Naturally occurring changes in winds, not human-caused climate change, are responsible for most of the warming on land and in the sea along the West Coast of North America over the last century, a study has found.
The analysis challenges assumptions that the buildup of greenhouse gases in the atmosphere has been a significant driver of the increase in temperatures observed over many decades in the ocean and along the coastline from Alaska to California.
Changes in ocean circulation as a result of weaker winds were the main cause of about 1 degree Fahrenheit of warming in the northeast Pacific Ocean and nearby coastal land between 1900 and 2012, according to the analysis of ocean and air temperatures over that time.

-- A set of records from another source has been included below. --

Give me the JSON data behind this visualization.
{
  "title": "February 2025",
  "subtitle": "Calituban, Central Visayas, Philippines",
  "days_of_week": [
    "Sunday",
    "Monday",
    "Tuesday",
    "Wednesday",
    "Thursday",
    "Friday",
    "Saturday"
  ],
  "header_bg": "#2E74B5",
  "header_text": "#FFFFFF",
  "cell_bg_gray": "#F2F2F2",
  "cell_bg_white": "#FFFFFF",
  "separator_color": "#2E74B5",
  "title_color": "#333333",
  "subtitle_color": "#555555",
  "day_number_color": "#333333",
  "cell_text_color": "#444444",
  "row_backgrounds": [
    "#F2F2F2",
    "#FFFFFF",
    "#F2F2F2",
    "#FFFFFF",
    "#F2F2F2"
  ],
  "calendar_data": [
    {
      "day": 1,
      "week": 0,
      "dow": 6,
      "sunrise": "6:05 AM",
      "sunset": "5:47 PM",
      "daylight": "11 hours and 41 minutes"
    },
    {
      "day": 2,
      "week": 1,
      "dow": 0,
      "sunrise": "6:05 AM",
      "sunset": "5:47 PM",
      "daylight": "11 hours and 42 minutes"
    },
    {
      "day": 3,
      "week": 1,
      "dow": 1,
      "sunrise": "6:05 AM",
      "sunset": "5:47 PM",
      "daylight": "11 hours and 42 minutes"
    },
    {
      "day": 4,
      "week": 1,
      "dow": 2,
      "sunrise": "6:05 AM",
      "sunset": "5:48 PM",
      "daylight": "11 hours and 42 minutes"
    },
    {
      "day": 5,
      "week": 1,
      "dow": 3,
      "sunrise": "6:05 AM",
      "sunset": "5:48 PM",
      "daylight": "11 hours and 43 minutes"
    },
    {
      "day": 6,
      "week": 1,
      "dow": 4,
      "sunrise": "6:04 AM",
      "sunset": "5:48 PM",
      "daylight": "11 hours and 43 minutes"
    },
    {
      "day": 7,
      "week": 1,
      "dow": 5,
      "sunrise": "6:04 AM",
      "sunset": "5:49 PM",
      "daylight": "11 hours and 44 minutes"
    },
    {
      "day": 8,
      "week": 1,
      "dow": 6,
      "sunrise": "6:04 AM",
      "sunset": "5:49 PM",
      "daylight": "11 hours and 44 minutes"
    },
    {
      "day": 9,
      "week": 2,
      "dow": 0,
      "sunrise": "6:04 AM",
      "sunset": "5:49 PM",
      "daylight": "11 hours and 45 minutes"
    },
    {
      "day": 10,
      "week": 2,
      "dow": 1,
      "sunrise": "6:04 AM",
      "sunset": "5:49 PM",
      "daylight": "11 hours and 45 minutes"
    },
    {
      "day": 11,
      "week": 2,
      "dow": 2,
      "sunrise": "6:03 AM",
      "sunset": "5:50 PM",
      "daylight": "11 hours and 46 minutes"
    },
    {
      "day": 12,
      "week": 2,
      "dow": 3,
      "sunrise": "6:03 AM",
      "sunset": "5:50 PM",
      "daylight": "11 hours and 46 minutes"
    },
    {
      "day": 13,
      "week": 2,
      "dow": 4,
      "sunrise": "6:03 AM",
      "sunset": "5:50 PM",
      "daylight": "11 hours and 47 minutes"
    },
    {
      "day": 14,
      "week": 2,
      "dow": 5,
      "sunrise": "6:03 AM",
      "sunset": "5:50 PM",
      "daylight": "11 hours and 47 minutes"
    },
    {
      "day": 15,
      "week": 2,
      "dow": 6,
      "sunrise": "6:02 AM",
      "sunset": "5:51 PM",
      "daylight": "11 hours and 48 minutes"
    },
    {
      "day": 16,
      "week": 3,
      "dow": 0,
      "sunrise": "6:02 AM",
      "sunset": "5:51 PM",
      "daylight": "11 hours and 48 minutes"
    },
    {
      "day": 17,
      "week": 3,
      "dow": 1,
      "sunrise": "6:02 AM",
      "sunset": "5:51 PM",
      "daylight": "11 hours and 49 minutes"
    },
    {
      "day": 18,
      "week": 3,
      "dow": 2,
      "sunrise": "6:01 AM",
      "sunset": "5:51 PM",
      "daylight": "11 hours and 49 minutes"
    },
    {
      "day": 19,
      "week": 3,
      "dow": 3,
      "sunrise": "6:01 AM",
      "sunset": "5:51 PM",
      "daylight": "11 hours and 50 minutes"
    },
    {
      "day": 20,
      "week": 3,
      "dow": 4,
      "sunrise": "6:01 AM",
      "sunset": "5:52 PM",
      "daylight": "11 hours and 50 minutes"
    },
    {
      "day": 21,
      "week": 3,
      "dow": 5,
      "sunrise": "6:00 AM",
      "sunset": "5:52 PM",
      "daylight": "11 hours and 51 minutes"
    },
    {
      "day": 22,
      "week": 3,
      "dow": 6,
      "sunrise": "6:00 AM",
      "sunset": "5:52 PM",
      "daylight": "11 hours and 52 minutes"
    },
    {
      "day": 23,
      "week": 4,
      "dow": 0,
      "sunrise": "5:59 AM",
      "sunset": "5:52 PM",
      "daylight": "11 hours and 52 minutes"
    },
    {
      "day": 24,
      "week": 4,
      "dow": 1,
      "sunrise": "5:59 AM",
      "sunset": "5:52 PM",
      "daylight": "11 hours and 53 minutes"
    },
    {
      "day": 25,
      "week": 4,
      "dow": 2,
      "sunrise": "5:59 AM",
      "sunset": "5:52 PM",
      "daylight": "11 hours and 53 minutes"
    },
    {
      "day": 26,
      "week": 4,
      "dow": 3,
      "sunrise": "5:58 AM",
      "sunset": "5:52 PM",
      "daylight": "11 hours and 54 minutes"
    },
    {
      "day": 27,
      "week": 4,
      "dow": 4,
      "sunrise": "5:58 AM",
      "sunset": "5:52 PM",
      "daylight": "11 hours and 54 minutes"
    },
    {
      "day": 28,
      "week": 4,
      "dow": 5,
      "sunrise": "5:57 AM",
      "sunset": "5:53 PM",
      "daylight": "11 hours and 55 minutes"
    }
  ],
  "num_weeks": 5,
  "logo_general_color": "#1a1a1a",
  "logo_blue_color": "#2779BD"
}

The study, conducted by researchers from the National Oceanic and Atmospheric Administration and the University of Washington, was published Monday by the Proceedings of the National Academy of Sciences.
Natural, wind-driven climate patterns in the Pacific Ocean, such as El Niño and the Pacific Decadal Oscillation, are already known to exert a powerful influence on sea and land temperatures over years and even decades.
This latest research shows that similar changes in atmospheric and ocean circulation can drive trends that last a century or longer, overshadowing the effects of human-generated increase in greenhouse gases, the study’s authors said.